Le temperature sempre più elevate, unite alla carenza energetica, porteranno come risultato la fine delle stagioni invernali in Dolomiti, almeno così come le intendiamo oggi. E non solo lì. Mentre mi insapono al freddo, acqua chiusa e scaldabagno spento, immagino una marea di scialpinisti, con nuove super scioline, capaci di far scorrere qualsiasi soletta, su qualsiasi tipo di neve. Perché io non lo so accettare un mondo senza sci. E credo profondamente nella capacità di adattamento dell’essere umano. Vedo sciatori abbandonare le consuetudini della tecnica classica, schiaffarsi indietro per tutto l’arco di curva poggiando il peso del corpo sui polpacci, contro il gambaletto. Baricentro arretrato per migliorare il galleggiamento e solcare le acque come eroi epici o antiche divinità.

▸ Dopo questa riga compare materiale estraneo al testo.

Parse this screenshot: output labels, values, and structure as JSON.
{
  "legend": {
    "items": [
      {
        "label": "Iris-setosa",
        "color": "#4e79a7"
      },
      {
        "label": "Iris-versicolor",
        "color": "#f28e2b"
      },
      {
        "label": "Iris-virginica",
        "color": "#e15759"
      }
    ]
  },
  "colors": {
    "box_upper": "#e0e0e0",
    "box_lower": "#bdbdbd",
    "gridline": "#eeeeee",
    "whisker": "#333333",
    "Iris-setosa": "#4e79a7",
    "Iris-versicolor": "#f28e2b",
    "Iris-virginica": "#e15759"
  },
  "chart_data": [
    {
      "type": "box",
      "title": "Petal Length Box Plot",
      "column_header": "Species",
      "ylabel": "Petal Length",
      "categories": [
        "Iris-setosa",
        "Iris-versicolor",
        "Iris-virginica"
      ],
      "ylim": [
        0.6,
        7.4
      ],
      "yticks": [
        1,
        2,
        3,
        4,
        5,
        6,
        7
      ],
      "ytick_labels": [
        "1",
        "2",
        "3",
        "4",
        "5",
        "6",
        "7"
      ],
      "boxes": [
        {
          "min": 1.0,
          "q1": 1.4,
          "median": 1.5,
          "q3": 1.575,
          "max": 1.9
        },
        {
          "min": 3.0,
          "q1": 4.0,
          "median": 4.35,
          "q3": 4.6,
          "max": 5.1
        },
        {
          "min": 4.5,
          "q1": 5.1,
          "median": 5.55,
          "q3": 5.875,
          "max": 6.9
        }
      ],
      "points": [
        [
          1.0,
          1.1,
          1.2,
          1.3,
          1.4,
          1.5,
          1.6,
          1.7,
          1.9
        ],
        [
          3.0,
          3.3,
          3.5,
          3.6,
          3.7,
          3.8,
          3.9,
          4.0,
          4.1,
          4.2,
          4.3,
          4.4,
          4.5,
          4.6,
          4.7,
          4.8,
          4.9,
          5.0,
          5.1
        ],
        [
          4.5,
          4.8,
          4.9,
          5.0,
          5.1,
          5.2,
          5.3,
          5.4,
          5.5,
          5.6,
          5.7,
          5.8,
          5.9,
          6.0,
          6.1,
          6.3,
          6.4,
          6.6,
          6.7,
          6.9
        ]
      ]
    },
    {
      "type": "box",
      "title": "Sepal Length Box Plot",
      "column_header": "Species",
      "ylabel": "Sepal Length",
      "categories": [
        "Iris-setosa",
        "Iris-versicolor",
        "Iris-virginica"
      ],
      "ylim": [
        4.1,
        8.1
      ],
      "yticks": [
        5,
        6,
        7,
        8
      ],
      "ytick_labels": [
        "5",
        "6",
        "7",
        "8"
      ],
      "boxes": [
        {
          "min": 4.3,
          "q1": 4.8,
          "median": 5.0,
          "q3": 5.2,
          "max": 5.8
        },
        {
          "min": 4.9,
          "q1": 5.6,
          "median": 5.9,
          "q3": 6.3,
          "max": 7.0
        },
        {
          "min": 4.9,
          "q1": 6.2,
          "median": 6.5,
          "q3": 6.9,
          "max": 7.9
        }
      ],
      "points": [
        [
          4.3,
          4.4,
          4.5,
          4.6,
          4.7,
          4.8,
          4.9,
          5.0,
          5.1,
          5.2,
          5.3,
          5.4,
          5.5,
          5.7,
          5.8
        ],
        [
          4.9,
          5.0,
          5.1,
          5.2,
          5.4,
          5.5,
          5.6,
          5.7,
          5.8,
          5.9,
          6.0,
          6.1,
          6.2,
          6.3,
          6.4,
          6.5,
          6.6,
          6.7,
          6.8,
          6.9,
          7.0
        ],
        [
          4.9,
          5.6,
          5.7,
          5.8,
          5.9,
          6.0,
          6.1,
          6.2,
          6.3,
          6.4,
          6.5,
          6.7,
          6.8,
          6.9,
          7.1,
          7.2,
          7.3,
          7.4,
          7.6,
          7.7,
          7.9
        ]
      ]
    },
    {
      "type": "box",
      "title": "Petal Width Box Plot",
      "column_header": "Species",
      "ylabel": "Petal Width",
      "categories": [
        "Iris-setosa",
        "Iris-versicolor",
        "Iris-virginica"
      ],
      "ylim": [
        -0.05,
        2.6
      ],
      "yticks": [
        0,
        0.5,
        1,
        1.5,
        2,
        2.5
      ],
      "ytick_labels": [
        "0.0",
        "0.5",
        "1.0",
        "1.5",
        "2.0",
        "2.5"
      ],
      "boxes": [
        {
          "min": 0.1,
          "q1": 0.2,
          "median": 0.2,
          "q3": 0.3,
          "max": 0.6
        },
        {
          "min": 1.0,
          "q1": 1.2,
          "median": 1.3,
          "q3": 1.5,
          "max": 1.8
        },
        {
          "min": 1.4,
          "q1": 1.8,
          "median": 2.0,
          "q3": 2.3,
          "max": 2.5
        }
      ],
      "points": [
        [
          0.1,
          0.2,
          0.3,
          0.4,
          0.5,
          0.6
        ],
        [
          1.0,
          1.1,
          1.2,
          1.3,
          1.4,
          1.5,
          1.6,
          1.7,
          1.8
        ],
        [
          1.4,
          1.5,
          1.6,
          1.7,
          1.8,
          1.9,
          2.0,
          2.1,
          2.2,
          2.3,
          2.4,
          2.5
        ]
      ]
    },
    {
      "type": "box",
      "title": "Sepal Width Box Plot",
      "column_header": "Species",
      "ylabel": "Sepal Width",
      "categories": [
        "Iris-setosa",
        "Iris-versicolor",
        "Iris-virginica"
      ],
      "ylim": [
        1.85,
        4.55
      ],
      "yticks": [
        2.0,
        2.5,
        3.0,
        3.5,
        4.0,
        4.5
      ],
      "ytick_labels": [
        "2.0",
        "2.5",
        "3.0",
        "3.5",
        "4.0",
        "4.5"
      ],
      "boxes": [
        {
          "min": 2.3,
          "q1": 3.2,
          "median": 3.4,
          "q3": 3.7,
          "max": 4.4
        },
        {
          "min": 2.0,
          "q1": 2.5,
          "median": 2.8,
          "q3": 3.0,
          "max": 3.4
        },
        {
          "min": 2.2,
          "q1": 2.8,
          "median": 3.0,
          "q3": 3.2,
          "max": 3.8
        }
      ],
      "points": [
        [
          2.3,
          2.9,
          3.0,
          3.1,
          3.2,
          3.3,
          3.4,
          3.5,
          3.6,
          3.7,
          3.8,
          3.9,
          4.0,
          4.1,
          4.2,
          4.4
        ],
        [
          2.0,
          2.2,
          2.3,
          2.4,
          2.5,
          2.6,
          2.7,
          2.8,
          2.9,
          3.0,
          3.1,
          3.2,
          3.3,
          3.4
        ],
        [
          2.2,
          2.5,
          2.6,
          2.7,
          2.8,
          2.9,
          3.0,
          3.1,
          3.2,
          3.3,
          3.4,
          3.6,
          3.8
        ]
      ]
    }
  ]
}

Mio nonno, comunque, ha 87 anni. Mio padre 58. L’acqua nella doccia è ancora chiusa e il freddo, a me che sono una schiappa in matematica, rende ancora più difficili i calcoli. Ma mi pare che il nonno, nel 2036, dovrebbe avere 101 anni, papà 72. Ora, per quanto io conosca bene tutta la faccenda della crescita dell’aspettativa di vita, sono anche realista e vedo in mio nonno, a cui devo più di quanto crede, tante sofferenze, già oggi. È strano, ma provo un dolce e amaro sollievo all’idea che la visione di una montagna senza neve gli venga risparmiata. Che quei suoi faggi imbiancati rimarranno il suo ricordo. E ne sono felice.

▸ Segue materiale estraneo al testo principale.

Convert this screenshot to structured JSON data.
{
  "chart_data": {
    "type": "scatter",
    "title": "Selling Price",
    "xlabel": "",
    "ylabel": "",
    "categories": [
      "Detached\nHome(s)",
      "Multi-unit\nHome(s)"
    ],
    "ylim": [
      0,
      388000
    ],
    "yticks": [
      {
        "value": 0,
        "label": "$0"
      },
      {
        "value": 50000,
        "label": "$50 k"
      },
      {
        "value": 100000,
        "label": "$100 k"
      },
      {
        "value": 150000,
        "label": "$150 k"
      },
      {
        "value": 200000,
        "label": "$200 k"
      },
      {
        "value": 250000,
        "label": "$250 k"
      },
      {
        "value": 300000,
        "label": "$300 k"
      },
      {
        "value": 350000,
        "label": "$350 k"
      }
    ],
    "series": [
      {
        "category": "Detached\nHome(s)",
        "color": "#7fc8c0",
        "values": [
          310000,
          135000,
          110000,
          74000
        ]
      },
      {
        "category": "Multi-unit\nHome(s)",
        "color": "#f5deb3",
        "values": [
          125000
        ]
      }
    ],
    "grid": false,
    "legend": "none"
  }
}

Una montagna che piange, che fa acqua da tutte le parti, è invece quello che spetta noi. Ma ripeto, “lo sciare” cambierà, e noi con lui. È la storia più antica del mondo. È, semplicemente, la storia degli uomini. Mio padre ha imparato a sciare con lunghe assi di legno senza sciancratura, buttando le anche da una parte all’altra sculettando come una modella di Victoria’s Secret in passerella. (E già così sciava forte.) Quando intorno alla seconda metà degli anni ’90 sono usciti i primi sci carving, con sciancrature decisamente più importanti, ha passato interi fine settimana allo skilift del campo scuola, da solo, con le mani sulle ginocchia per imparare a condurre, “a piegare” come dice lui. Insomma, magari farà un po’ più di fatica, ma io ce lo vedo anche a 72 anni, col peso sulle code e pronto a planare su piste fradicie e cosparse di pozzanghere. Alla peggio, dovesse riuscirgli difficile, lo aiuteranno Bianca e Guglielmo.

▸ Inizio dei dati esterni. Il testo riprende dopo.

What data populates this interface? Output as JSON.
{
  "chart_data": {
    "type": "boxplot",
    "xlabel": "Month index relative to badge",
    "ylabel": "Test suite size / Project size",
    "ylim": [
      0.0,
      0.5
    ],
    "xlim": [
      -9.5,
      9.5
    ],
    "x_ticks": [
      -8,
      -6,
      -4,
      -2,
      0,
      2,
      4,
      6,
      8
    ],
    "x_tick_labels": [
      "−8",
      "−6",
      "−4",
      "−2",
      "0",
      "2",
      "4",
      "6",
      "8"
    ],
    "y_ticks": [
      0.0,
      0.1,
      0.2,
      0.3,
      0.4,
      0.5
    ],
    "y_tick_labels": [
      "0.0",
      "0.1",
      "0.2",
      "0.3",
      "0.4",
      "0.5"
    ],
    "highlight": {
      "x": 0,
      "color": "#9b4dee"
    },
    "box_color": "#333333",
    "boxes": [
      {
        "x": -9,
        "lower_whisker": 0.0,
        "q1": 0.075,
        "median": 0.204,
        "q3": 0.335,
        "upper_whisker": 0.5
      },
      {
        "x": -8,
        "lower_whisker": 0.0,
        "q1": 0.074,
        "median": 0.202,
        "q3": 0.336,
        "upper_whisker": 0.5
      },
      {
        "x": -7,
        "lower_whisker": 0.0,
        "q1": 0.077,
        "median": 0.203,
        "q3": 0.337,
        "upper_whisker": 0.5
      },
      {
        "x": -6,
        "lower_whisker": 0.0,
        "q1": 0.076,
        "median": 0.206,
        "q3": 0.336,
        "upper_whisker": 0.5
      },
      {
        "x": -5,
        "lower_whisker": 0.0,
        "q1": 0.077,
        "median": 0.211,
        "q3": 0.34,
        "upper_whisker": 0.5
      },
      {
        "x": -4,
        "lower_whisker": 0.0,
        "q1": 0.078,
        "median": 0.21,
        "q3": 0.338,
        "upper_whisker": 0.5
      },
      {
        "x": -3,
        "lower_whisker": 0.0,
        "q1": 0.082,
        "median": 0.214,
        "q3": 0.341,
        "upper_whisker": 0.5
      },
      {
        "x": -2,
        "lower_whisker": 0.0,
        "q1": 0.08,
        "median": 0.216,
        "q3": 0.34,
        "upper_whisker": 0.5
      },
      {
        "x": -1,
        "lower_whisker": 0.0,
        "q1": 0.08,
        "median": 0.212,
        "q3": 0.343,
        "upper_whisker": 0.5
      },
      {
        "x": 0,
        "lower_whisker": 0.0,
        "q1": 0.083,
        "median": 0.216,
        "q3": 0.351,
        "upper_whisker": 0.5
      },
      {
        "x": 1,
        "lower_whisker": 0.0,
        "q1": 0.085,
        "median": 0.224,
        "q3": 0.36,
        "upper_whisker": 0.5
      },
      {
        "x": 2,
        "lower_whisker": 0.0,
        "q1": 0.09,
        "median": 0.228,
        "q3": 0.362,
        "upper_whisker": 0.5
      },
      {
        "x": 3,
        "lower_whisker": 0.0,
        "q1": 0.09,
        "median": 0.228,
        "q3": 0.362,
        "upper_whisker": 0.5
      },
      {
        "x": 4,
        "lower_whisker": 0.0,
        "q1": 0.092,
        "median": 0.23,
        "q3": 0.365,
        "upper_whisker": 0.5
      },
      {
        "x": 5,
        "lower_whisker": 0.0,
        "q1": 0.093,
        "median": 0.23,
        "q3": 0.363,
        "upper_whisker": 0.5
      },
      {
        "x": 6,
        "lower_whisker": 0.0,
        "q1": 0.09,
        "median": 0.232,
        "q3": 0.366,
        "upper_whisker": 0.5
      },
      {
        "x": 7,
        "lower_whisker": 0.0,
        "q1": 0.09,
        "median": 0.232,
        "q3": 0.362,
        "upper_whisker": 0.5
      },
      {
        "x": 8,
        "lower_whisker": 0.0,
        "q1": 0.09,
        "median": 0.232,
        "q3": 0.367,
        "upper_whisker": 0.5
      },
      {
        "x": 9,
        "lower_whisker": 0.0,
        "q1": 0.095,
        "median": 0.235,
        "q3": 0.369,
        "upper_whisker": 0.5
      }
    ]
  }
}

Riapro l’acqua e aspetto che il caldo porti via il sapone da me. Osservo le gocce colarmi sul corpo e ci vedo le piste di Cortina, di Innsbruck, di Garmisch-Partenkirchen, di St. Moritz e del Monte Rosa. Con un dito disegno ipotetiche traiettorie tra i miei nei, su e giù tra le mie forme, e riesco a vedere, tra tutta quell’acqua, una Nuova Era di sciatori. E vedo tutta la capacità di adattamento degli esseri umani. Tutta la forza di andare avanti. Sempre.
(Appena finisco la doccia, comunque, vado in solaio a tagliare le pelli.)